O Norberto era uma daquelas figuras que faziam parte
da paisagem urbana da Gralheira. Anainho de corpo, mas temperamental, quando
encolerizado arremetia contras um gigante. Como ia sucedendo numa discussão com
o “Pelinho”, em que lhe dizia:
- Ó homem do diabo!...Eu até lhe chupo o sangue pelos
calcanhares!
Ao que o outro, do alto da sua estatura de seis pés,
retorquia de voz “apelinhada”:
- Pois, és um “marranico”,
não chegas mais acima.
Mais tarde, quando o confrontávamos com a disparidade
de categorias de peso, expunha o plano para derrubar aquele adversário com
corpulência de um urso:
-Eu atirava-lhe com a samarra aos olhos e, enquanto
ele se desembaraçava dela, dava-lhe uma marrada ao peito que o embaçava.

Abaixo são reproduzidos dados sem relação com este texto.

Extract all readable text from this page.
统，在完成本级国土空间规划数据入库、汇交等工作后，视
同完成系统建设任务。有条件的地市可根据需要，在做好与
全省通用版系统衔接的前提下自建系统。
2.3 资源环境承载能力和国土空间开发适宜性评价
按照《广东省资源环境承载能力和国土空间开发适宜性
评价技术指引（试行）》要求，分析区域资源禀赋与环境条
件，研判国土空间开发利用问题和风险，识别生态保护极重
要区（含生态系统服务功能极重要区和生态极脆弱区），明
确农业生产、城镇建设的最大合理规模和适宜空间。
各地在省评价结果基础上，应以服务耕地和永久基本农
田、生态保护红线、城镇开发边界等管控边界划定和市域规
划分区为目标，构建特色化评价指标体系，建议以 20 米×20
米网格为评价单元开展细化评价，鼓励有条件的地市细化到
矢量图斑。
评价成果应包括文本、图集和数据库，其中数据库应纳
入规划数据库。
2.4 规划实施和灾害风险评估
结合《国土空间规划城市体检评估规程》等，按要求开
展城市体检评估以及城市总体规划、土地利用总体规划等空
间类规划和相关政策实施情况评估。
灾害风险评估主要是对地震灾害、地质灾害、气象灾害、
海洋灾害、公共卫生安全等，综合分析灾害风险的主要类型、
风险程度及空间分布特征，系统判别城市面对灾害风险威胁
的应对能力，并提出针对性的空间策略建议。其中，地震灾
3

Nós riamos de vontade, ao imaginar que a cabeçada iria
atingir o alvo alguns palmos mais abaixo, acertando numa parte muito mais
sensível que o amplo peito do oponente.
No entanto, como não era pessoa de ressentimentos, aceitou
fazer uma empreitada para o dito “Pelinho”, que consistia em encastrar uma
levada num morro, para levar a água até uma horta que o contratante tinha
arroteado num terreno baldio na Ponte Seara. Só que ao rasgarem a base de
saibro, a parte superior perdeu sustentabilidade e desabou sobre o “Anório”, soterrando-o debaixo de uma
massa de terra amarelada. Valeu-lhe a sua pouca superfície corporal, que lhe
permitiu ficar encaixado nos interstícios da derrocada sem ser esmagado.
Acorreu o dono da obra, encontrando o seu operário, quase inanimado, preso
entre os dois pedregulhos. Perante a inoperância do socorro, o socorrido não
perdeu a serenidade de espirito e disse-lhe:
- Dê-me já uma bofetada, antes que eu desmaie!

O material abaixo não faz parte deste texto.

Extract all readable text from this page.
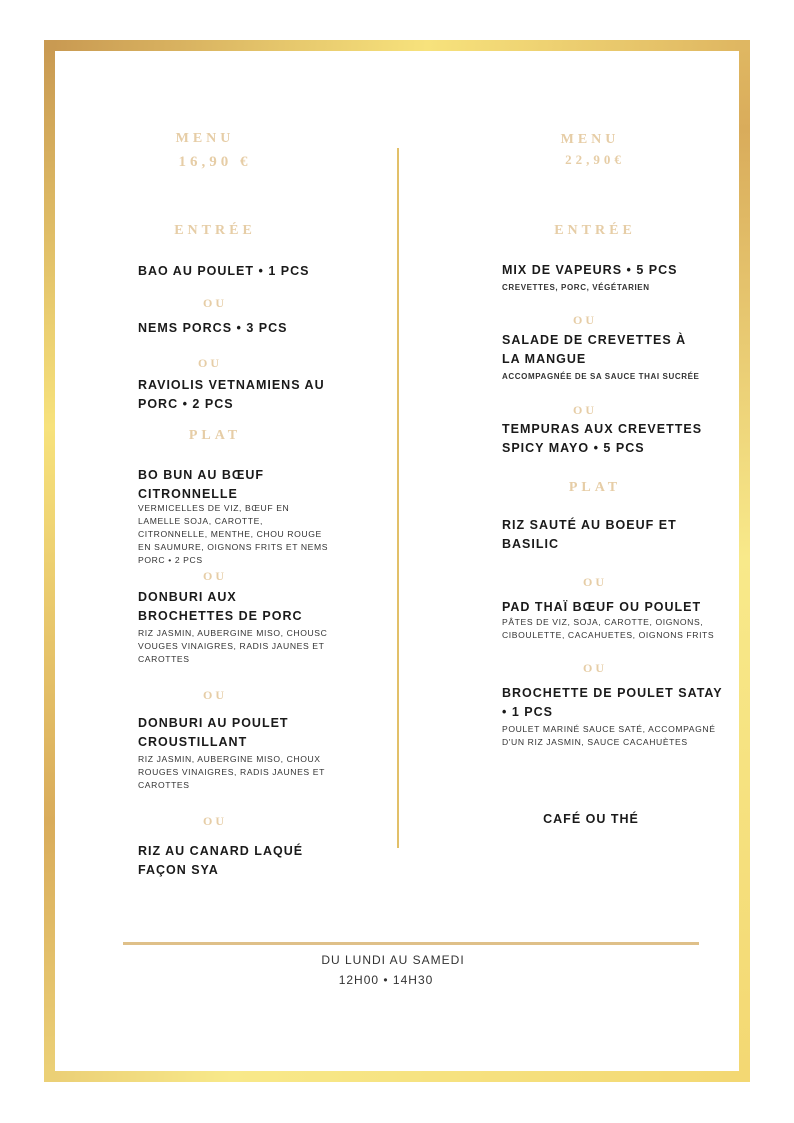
MENU

16,90 €

ENTRÉE

BAO AU POULET • 1 PCS

OU

NEMS PORCS • 3 PCS

OU

RAVIOLIS VETNAMIENS AU PORC • 2 PCS

PLAT

BO BUN AU BŒUF CITRONNELLE

VERMICELLES DE VIZ, BŒUF EN LAMELLE SOJA, CAROTTE, CITRONNELLE, MENTHE, CHOU ROUGE EN SAUMURE, OIGNONS FRITS ET NEMS PORC • 2 PCS

OU

DONBURI AUX BROCHETTES DE PORC

RIZ JASMIN, AUBERGINE MISO, CHOUSC VOUGES VINAIGRES, RADIS JAUNES ET CAROTTES

OU

DONBURI AU POULET CROUSTILLANT

RIZ JASMIN, AUBERGINE MISO, CHOUX ROUGES VINAIGRES, RADIS JAUNES ET CAROTTES

OU

RIZ AU CANARD LAQUÉ FAÇON SYA

MENU

22,90€

ENTRÉE

MIX DE VAPEURS • 5 PCS

CREVETTES, PORC, VÉGÉTARIEN

OU

SALADE DE CREVETTES À LA MANGUE

ACCOMPAGNÉE DE SA SAUCE THAI SUCRÉE

OU

TEMPURAS AUX CREVETTES SPICY MAYO • 5 PCS

PLAT

RIZ SAUTÉ AU BOEUF ET BASILIC

OU

PAD THAÏ BŒUF OU POULET

PÂTES DE VIZ, SOJA, CAROTTE, OIGNONS, CIBOULETTE, CACAHUETES, OIGNONS FRITS

OU

BROCHETTE DE POULET SATAY • 1 PCS

POULET MARINÉ SAUCE SATÉ, ACCOMPAGNÉ D'UN RIZ JASMIN, SAUCE CACAHUÈTES

CAFÉ OU THÉ

DU LUNDI AU SAMEDI

12H00 • 14H30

Ao que o outro, medindo aquelas enormes e rudes mãos,
doseava a força com medo de lhe arrancar a cabeça. Vendo que apenas lhe fazia
cócegas, saltou-se às lambadas a si próprio enquanto não lhe trazia a lata dos
guilhos cheia de água para o despertar por completo.
De estatura
quase anã e robustez a condizer, o seu espirito indómito nunca aceitou as
limitações físicas que a natureza lhe impusera, levando as suas capacidades ao
extremo. Não é de espantar que a sua vida tenha sido recheada de ocorrências
que lhe ameaçaram a integridade, como o acontecimento supra relatado. Noutra
ocasião, foi projetado pela explosão de um tiro de pedreira que ajudava a
desencravar, indo aterrar alguns metros ao largo, debaixo de uma chuva de
estilhaços de pedra. Também foi picado por uma víbora; ficou pendurado, por uma
perna, na bifurcação do tronco de uma oliveira; foi entalado pelos quartos
traseiros de uma vaca, daí resultando uma hemorragia interna que, por sorte,
drenou pelas fossas nasais; ainda outras de menor monta, mas que contribuíram
para as mazelas com que padeceu nos últimos anos.
Era vedor credenciado e surribador afamado, onde a
experiência em conseguir detetar os “dentes
da pedra”, supria o pouco peso da marra e a pouca potência da marretada.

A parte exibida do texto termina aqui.